She was also lying.
For if he had seen her in her underclothes—in anything close to the things she wore now—he would remember.
He would remember the slope of her breasts, the spray of freckles across them, the way they curved in pretty, plump rounds topped with . . . he couldn’t see, but he knew that her nipples were very likely as gloriously well-formed as the rest of her breasts.
He would remember those breasts.
Wouldn’t he?
It is not the first time you’ve seen me in my underclothes.
He closed his eyes against the frustration that flared—the recollection that would not come. There had been a woman, one he’d thought was more muse than memory. More piecemeal than not.
Wide smile. Strange, intoxicating eyes.
“Is it red?”
The modiste’s words were like gunfire in the dark, quiet room. They startled Mara as well. “I beg your pardon?”
“Your hair,” Hebert replied. “Candlelight plays tricks on the eye. But it is red, no?”
Mara shook her head. “It’s brown.”
A silken waterfall of auburn curls.
“It’s auburn,” Temple said.
“You do not seem the kind of man to notice the difference,” she said, refusing to look at him, her eyes instead tracking the slender Frenchwoman now kneeling at her feet.
“I notice more than you could imagine.”
That hair had flickered in his memory for twelve years. There had been countless points when he’d decided it wasn’t real. In his darkest moments, he’d thought he’d fabricated it. Her. Something good to remember of that night.
But she’d been real.
He’d known Mara was the key to that night. That she remembered more than he did. That she was his only chance at piecing together his fall. But it had never occurred to him that she’d been with him for longer than it took to destroy him.
Perhaps she hadn’t. Perhaps it was a lie. Perhaps she’d drugged him and left him to distract the world while she ran from God knew what to God knew where, and those teasing words were her latest attempt at torture.
It wasn’t a lie.
He knew that as well as he knew anything.
But somehow, knowing the truth made everything worse. Because she hadn’t left him with no memory of the night.
She’d left him with no memory of her.
He had to pull himself together. To regain the upper hand. He forced himself to lean back against the settee, refusing to allow her to see that she’d riled him. “For example, I notice that you never wear gloves.”
As if on strings, her hands came together, clasping tight. “When one works for a living . . . one can’t.”
But she hadn’t been required to work. She could have been a duchess.
He wanted answers. Itched for them.
“All the governesses I’ve ever known have worn them.” He tracked the movement of her hands, knowing that they were well-hewn, the skin rough in places, the knuckles red with cold. They were hands that knew work.
He knew, because his hands looked the same.
As though she could hear his thoughts, she unclasped the hands in question, holding them straight and still at her sides. “I am not an ordinary governess.”
No doubt. “I never imagined you an ordinary anything.”
Madame Hebert stood then, excusing herself and leaving them alone in the room. For long moments, Mara stood silent before saying, “I feel a bit like a sacrificial offering up here.”
He could see why. The platform was cast in a warm golden glow, the rest of the room in utter darkness.

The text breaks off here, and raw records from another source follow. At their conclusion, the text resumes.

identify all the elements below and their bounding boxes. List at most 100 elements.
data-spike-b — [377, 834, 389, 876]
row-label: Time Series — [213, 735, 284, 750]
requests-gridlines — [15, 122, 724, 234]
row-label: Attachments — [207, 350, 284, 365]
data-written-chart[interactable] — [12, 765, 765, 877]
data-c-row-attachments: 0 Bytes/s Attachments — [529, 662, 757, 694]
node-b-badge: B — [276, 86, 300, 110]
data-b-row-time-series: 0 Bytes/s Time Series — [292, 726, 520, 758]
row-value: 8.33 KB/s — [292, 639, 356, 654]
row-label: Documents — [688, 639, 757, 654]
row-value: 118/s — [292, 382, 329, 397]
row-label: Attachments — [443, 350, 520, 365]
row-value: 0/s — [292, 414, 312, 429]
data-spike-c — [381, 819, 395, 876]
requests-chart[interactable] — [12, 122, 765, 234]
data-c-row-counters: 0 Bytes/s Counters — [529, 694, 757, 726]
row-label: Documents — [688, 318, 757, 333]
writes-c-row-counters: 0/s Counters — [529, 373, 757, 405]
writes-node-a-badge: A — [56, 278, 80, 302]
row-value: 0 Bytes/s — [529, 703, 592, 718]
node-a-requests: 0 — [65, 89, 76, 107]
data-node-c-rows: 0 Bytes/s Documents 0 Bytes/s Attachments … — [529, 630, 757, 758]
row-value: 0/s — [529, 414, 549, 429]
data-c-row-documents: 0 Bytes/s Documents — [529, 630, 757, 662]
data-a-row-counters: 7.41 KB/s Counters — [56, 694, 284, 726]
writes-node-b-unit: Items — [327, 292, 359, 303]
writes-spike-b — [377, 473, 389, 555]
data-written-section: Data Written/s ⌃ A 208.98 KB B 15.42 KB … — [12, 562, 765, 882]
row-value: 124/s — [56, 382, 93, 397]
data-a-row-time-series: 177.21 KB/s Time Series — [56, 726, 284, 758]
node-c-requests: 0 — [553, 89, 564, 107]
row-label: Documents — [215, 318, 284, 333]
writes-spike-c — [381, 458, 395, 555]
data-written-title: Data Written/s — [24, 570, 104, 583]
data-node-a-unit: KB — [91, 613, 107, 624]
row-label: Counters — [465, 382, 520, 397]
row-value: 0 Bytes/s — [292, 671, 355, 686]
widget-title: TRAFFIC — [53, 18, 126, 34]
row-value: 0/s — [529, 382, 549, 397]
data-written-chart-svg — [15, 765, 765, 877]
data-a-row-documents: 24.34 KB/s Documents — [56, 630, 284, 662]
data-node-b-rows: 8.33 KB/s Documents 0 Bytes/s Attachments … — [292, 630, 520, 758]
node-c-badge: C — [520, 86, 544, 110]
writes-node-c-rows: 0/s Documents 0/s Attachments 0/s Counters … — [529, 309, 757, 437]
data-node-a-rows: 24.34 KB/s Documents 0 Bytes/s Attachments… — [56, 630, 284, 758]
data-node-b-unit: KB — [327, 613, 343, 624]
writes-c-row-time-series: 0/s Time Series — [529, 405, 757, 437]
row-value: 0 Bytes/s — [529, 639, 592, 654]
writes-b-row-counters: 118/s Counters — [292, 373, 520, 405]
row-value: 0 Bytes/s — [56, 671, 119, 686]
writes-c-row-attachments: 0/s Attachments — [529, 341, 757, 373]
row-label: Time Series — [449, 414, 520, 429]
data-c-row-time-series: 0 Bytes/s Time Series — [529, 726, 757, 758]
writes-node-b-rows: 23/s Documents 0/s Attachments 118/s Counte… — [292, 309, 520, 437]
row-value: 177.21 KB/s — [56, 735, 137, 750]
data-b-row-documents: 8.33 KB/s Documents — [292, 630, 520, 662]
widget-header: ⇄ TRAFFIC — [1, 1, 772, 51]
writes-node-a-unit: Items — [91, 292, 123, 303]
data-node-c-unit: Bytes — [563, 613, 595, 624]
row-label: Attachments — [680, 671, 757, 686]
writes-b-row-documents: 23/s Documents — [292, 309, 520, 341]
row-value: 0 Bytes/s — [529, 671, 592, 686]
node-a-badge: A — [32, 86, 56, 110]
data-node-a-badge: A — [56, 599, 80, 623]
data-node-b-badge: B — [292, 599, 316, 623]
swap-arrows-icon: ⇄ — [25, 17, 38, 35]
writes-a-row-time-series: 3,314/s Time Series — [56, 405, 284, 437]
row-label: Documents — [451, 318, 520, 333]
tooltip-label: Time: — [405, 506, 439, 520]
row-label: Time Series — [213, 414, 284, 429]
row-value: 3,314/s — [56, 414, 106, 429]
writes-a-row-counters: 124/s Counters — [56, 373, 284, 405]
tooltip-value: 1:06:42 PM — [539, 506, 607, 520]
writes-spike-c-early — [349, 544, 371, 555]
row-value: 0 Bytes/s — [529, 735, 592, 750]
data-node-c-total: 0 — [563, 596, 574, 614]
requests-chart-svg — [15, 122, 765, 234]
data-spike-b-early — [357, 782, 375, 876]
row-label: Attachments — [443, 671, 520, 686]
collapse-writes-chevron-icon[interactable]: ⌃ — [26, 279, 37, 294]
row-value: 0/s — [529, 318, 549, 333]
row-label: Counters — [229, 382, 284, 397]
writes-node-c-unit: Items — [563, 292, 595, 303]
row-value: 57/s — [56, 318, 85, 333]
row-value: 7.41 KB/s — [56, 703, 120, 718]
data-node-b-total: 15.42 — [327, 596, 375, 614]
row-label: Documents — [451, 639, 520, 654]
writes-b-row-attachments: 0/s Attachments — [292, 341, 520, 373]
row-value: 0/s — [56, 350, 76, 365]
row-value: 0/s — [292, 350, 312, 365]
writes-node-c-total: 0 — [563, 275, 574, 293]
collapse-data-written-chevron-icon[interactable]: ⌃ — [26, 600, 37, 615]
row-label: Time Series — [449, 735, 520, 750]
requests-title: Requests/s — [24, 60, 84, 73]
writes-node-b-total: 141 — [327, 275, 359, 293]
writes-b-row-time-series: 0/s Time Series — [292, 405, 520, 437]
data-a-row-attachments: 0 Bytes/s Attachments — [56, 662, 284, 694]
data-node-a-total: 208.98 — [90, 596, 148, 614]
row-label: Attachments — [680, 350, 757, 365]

In her awkward, pale underclothes, she could have easily played the part of the unsuspecting virgin, about to be tossed into a volcano.
Virgin.
The word gave him pause.
Had they—
The question dissolved into a vision of her spread across crisp linen sheets, long, lithe limbs spread wide, perfect and nude. His mouth went dry at the thought, at the image of her splayed open to him, then watered as he considered where he would start with her . . . the long column of her neck, the slope of her breasts, the swell of her belly, the secrets nestled between what he knew would be long, perfect thighs.
He would start there.
He stood, coming toward her, unable to keep himself from it, as though reeled in on a long, sturdy fishing line. She wrapped her arms about her midsection as he approached, and he noticed the gooseflesh on them.
He could warm her.
“Are you cold?” he asked.
“Yes,” she said, smartly, “I’m half naked.”
It was a lie. She wasn’t cold. She was nervous. “I don’t think so.”
She cut him a look. “Why don’t you take off your clothes and see how you feel?”